Reviews Add a comment

  • Shajaira27
    24 NOV, 2015
    I wish I would've read all of these comments before deciding to purchase the ingredients for this brine. I couldn't find boiled cider either, and have to time to order it online (wouldn't make it here before Thanksgiving), so I decided to make my own boiled cider. It is an insane waste of time, but my home smells delicious and it's really simply (just takes FIVE hours).
  • Joyceluvs2cook
    8 DEC, 2011
    This was the first time my family LOVED my turkey!
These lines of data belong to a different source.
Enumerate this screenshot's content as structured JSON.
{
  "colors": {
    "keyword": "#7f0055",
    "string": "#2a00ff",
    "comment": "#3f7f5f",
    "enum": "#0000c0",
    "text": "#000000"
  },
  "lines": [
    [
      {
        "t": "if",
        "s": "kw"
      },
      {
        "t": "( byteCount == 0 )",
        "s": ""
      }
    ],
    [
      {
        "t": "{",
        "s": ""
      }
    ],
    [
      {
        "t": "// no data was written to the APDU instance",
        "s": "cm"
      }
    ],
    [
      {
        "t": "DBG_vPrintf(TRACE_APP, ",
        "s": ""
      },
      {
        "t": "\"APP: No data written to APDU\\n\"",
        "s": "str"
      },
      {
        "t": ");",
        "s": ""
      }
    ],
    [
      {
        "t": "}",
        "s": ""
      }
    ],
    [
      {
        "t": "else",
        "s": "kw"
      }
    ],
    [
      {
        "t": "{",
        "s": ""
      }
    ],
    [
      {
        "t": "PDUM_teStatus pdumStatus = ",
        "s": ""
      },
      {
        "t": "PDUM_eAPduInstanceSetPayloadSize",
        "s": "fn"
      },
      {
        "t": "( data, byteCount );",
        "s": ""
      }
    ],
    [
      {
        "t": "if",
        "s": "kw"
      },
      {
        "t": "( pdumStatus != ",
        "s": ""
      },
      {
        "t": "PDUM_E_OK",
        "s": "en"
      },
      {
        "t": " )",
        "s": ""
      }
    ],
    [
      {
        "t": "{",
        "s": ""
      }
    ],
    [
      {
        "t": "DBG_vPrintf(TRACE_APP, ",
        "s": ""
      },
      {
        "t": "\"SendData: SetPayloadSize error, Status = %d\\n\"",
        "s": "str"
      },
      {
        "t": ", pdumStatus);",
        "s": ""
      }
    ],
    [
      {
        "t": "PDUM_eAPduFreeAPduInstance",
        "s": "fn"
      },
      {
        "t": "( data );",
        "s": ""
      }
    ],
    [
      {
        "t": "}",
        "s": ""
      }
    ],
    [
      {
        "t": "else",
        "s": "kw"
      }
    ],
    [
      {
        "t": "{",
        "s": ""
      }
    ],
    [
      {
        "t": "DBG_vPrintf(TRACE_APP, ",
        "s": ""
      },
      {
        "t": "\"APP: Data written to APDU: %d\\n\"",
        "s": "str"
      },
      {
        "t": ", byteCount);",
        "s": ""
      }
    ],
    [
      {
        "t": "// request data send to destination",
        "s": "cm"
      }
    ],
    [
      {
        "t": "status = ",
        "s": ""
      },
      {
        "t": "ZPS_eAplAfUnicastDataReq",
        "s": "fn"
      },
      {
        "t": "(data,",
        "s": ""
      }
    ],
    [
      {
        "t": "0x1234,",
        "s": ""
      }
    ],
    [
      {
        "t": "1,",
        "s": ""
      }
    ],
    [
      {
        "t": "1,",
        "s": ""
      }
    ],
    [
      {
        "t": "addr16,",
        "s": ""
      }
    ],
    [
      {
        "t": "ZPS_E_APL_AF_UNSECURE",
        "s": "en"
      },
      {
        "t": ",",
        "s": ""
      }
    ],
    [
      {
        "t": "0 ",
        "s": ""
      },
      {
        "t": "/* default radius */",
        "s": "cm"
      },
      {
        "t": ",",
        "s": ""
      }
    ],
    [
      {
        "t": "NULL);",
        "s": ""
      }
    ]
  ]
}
It turned out somewhere past unbelievable! I made my own boiled apple cider, and couldn't get any hard cider here out west so I used regular apple juice. I just ordered a hard cider kit from Mr. Beer and will make my own for the next turkey I do! My husband told me that it only took me 38 years (our time together) to finally learn how to make a delicious bird! Thanks Martha & Emeril.
  • rrfshn
    16 DEC, 2009
    King Arthur Flour sells boiled cider on their website. one pint - $10.95.
  • MrsEscue
    26 NOV, 2009
    i couldnt find boiled cider or hard cider either, ANYWHERE. i used apple juice in place, ive used emerils brines every year for thanksgiving
  • works2hrd
    25 NOV, 2009
    I can't find boiled cider anywhere. Would apple juice be an acceptable substitute? Or should I just adjust the ratio of hard cider to apple cider to get the correct volume?
  • bperrell3
    23 NOV, 2009
    can I deep fry my turkey after using this brine recipe?
  • CarolTaylor
    23 NOV, 2009
    What is the approx. cook time per lb.?
  • ebonyrose
    23 NOV, 2009
    How much sodium per serving? My husband is on a restricted sodium, very-low sodium diet.
  • petitemlleavery
    23 NOV, 2009
    Do I double this recipe for a 20 lb turkey??? Help! Thanks.
  • julieeliz
    23 NOV, 2009
    What is boiled cider and hard cider? Any substitutions?